Léo, et si on partait ? On n’est pas obligé de stagner au milieu de la foule. On peut aussi bien aller s’enterrer ailleurs, se confiner dans un endroit où respirer demeurerait moins difficile qu’ici. On a qu’à fuir. Partir. S’enfuir. Je n’ai pas besoin d’une succession de plan pour sourire. Je n’ai pas besoin de velour rouge, où des milliers de personnes se sont assises avant nous. Je n’ai pas besoin d’une bande originale lugubre, fanée, accompagnant des images insensées, décomposées, pitoyables et démodées.

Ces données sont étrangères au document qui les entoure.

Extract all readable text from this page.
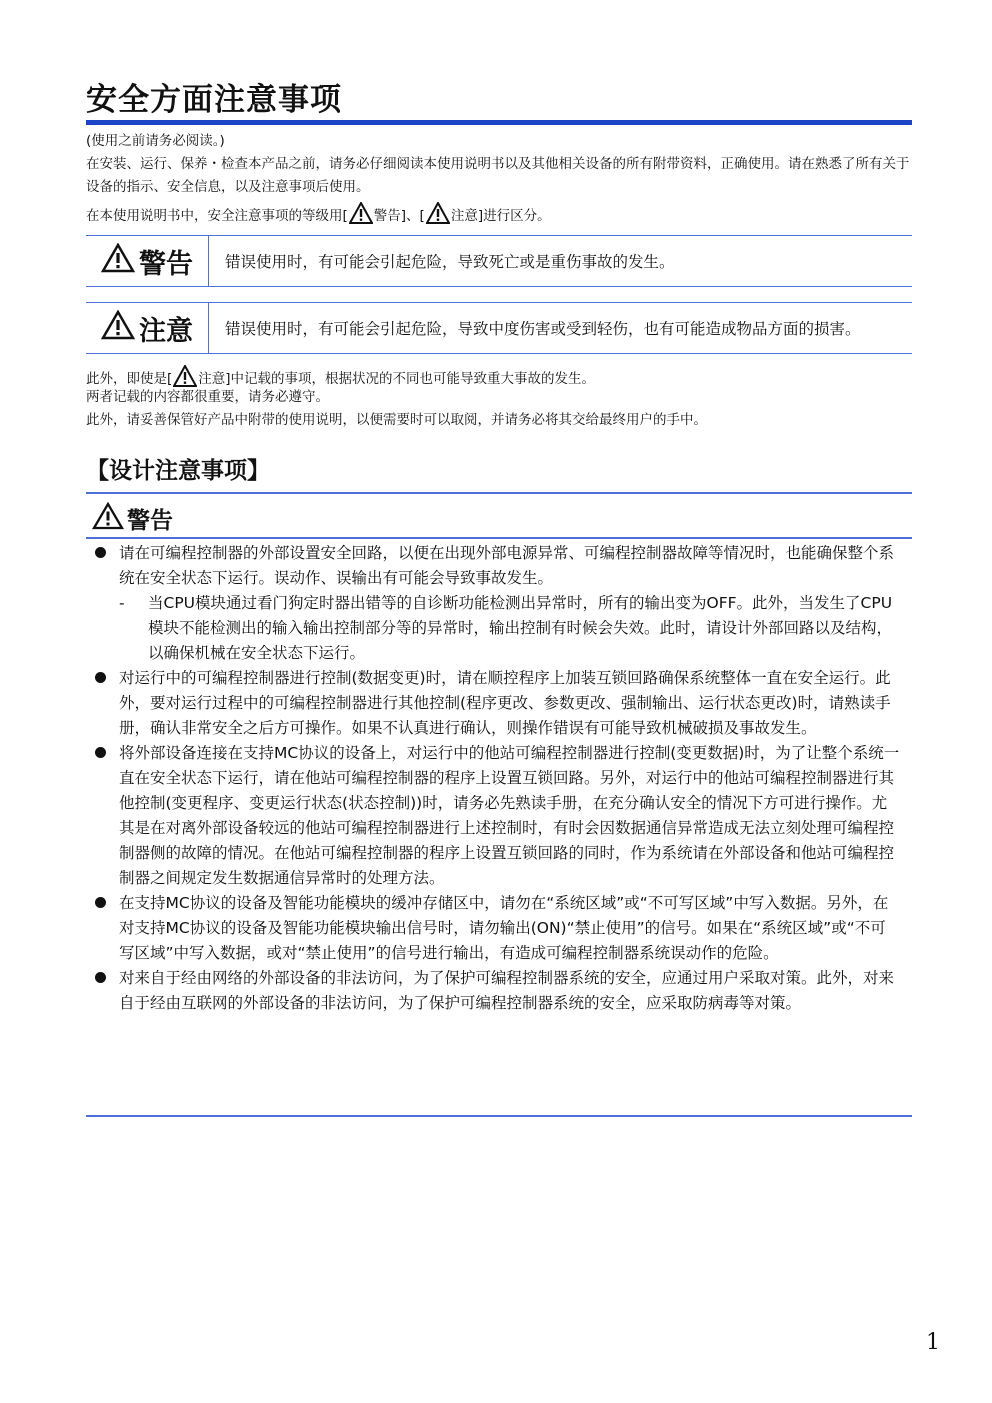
安全方面注意事项
(使用之前请务必阅读。)
在安装、运行、保养・检查本产品之前，请务必仔细阅读本使用说明书以及其他相关设备的所有附带资料，正确使用。请在熟悉了所有关于设备的指示、安全信息，以及注意事项后使用。
在本使用说明书中，安全注意事项的等级用[ 警告]、[ 注意]进行区分。
警告	错误使用时，有可能会引起危险，导致死亡或是重伤事故的发生。
注意	错误使用时，有可能会引起危险，导致中度伤害或受到轻伤，也有可能造成物品方面的损害。
此外，即使是[ 注意]中记载的事项，根据状况的不同也可能导致重大事故的发生。
两者记载的内容都很重要，请务必遵守。
此外，请妥善保管好产品中附带的使用说明，以便需要时可以取阅，并请务必将其交给最终用户的手中。
【设计注意事项】
警告
请在可编程控制器的外部设置安全回路，以便在出现外部电源异常、可编程控制器故障等情况时，也能确保整个系统在安全状态下运行。误动作、误输出有可能会导致事故发生。
- 当CPU模块通过看门狗定时器出错等的自诊断功能检测出异常时，所有的输出变为OFF。此外，当发生了CPU模块不能检测出的输入输出控制部分等的异常时，输出控制有时候会失效。此时，请设计外部回路以及结构，以确保机械在安全状态下运行。
对运行中的可编程控制器进行控制(数据变更)时，请在顺控程序上加装互锁回路确保系统整体一直在安全运行。此外，要对运行过程中的可编程控制器进行其他控制(程序更改、参数更改、强制输出、运行状态更改)时，请熟读手册，确认非常安全之后方可操作。如果不认真进行确认，则操作错误有可能导致机械破损及事故发生。
将外部设备连接在支持MC协议的设备上，对运行中的他站可编程控制器进行控制(变更数据)时，为了让整个系统一直在安全状态下运行，请在他站可编程控制器的程序上设置互锁回路。另外，对运行中的他站可编程控制器进行其他控制(变更程序、变更运行状态(状态控制))时，请务必先熟读手册，在充分确认安全的情况下方可进行操作。尤其是在对离外部设备较远的他站可编程控制器进行上述控制时，有时会因数据通信异常造成无法立刻处理可编程控制器侧的故障的情况。在他站可编程控制器的程序上设置互锁回路的同时，作为系统请在外部设备和他站可编程控制器之间规定发生数据通信异常时的处理方法。
在支持MC协议的设备及智能功能模块的缓冲存储区中，请勿在“系统区域”或“不可写区域”中写入数据。另外，在对支持MC协议的设备及智能功能模块输出信号时，请勿输出(ON)“禁止使用”的信号。如果在“系统区域”或“不可写区域”中写入数据，或对“禁止使用”的信号进行输出，有造成可编程控制器系统误动作的危险。
对来自于经由网络的外部设备的非法访问，为了保护可编程控制器系统的安全，应通过用户采取对策。此外，对来自于经由互联网的外部设备的非法访问，为了保护可编程控制器系统的安全，应采取防病毒等对策。
1
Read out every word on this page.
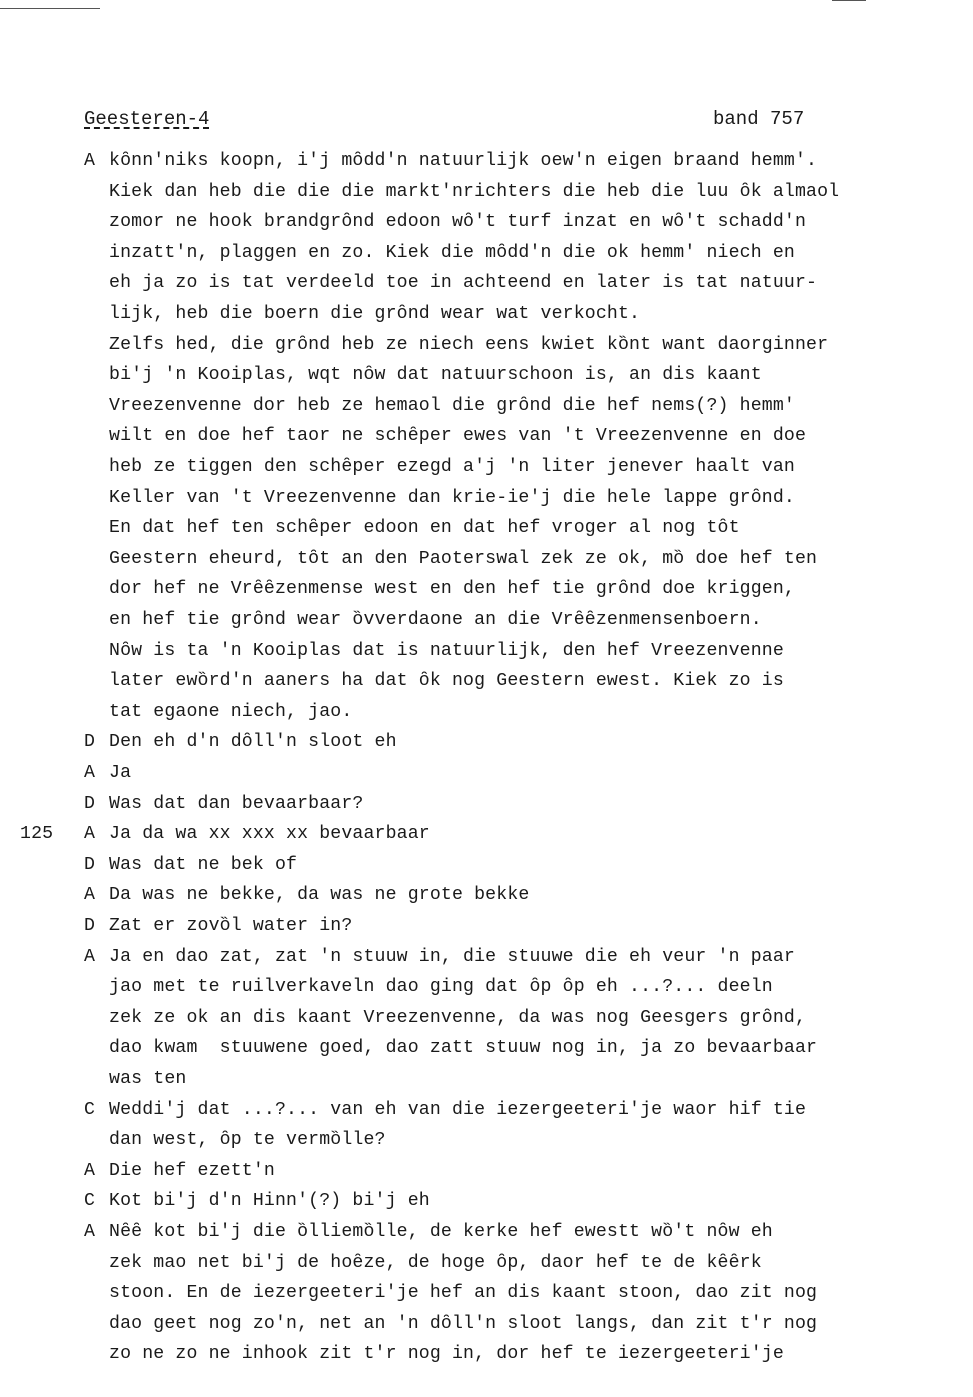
Geesteren-4	band 757
A kȏnn'niks koopn, i'j mȏdd'n natuurlijk oew'n eigen braand hemm'.
Kiek dan heb die die die markt'nrichters die heb die luu ȏk almaol
zomor ne hook brandgrȏnd edoon wȏ't turf inzat en wȏ't schadd'n
inzatt'n, plaggen en zo. Kiek die mȏdd'n die ok hemm' niech en
eh ja zo is tat verdeeld toe in achteend en later is tat natuur-
lijk, heb die boern die grȏnd wear wat verkocht.
Zelfs hed, die grȏnd heb ze niech eens kwiet kȍnt want daorginner
bi'j 'n Kooiplas, wqt nȏw dat natuurschoon is, an dis kaant
Vreezenvenne dor heb ze hemaol die grȏnd die hef nems(?) hemm'
wilt en doe hef taor ne schȇper ewes van 't Vreezenvenne en doe
heb ze tiggen den schȇper ezegd a'j 'n liter jenever haalt van
Keller van 't Vreezenvenne dan krie-ie'j die hele lappe grȏnd.
En dat hef ten schȇper edoon en dat hef vroger al nog tȏt
Geestern eheurd, tȏt an den Paoterswal zek ze ok, mȍ doe hef ten
dor hef ne Vrȇȇzenmense west en den hef tie grȏnd doe kriggen,
en hef tie grȏnd wear ȍvverdaone an die Vrȇȇzenmensenboern.
Nȏw is ta 'n Kooiplas dat is natuurlijk, den hef Vreezenvenne
later ewȍrd'n aaners ha dat ȏk nog Geestern ewest. Kiek zo is
tat egaone niech, jao.
D Den eh d'n dȏll'n sloot eh
A Ja
D Was dat dan bevaarbaar?
125 A Ja da wa xx xxx xx bevaarbaar
D Was dat ne bek of
A Da was ne bekke, da was ne grote bekke
D Zat er zovȍl water in?
A Ja en dao zat, zat 'n stuuw in, die stuuwe die eh veur 'n paar
jao met te ruilverkaveln dao ging dat ȏp ȏp eh ...?... deeln
zek ze ok an dis kaant Vreezenvenne, da was nog Geesgers grȏnd,
dao kwam  stuuwene goed, dao zatt stuuw nog in, ja zo bevaarbaar
was ten
C Weddi'j dat ...?... van eh van die iezergeeteri'je waor hif tie
dan west, ȏp te vermȍlle?
A Die hef ezett'n
C Kot bi'j d'n Hinn'(?) bi'j eh
A Nȇȇ kot bi'j die ȍlliemȍlle, de kerke hef ewestt wȍ't nȏw eh
zek mao net bi'j de hoȇze, de hoge ȏp, daor hef te de kȇȇrk
stoon. En de iezergeeteri'je hef an dis kaant stoon, dao zit nog
dao geet nog zo'n, net an 'n dȏll'n sloot langs, dan zit t'r nog
zo ne zo ne inhook zit t'r nog in, dor hef te iezergeeteri'je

Rien ne peut me rapporter ton sourire, personne ne sera capable de tenir des discours aussi niais que les tiens, sur deux acteurs qui se tiennent la main. C’est avec toi que je veux refaire ça. Je ne veux pas à avoir à réfléchir, tu comprends ? C’est mille fois mieux quand tu le fais à ma place. C’est mille fois mieux quand c’est toi qui me décrit ces images, quand c’est ton rire qui couvre ces sons. C’est toujours mieux quand c’est toi. Tu étais mon propre film. Je me souviens de nos premiers mots, de nos éclats de rire, de tes doigts essuyant mes larmes à des moments où l’on était censé en sourire.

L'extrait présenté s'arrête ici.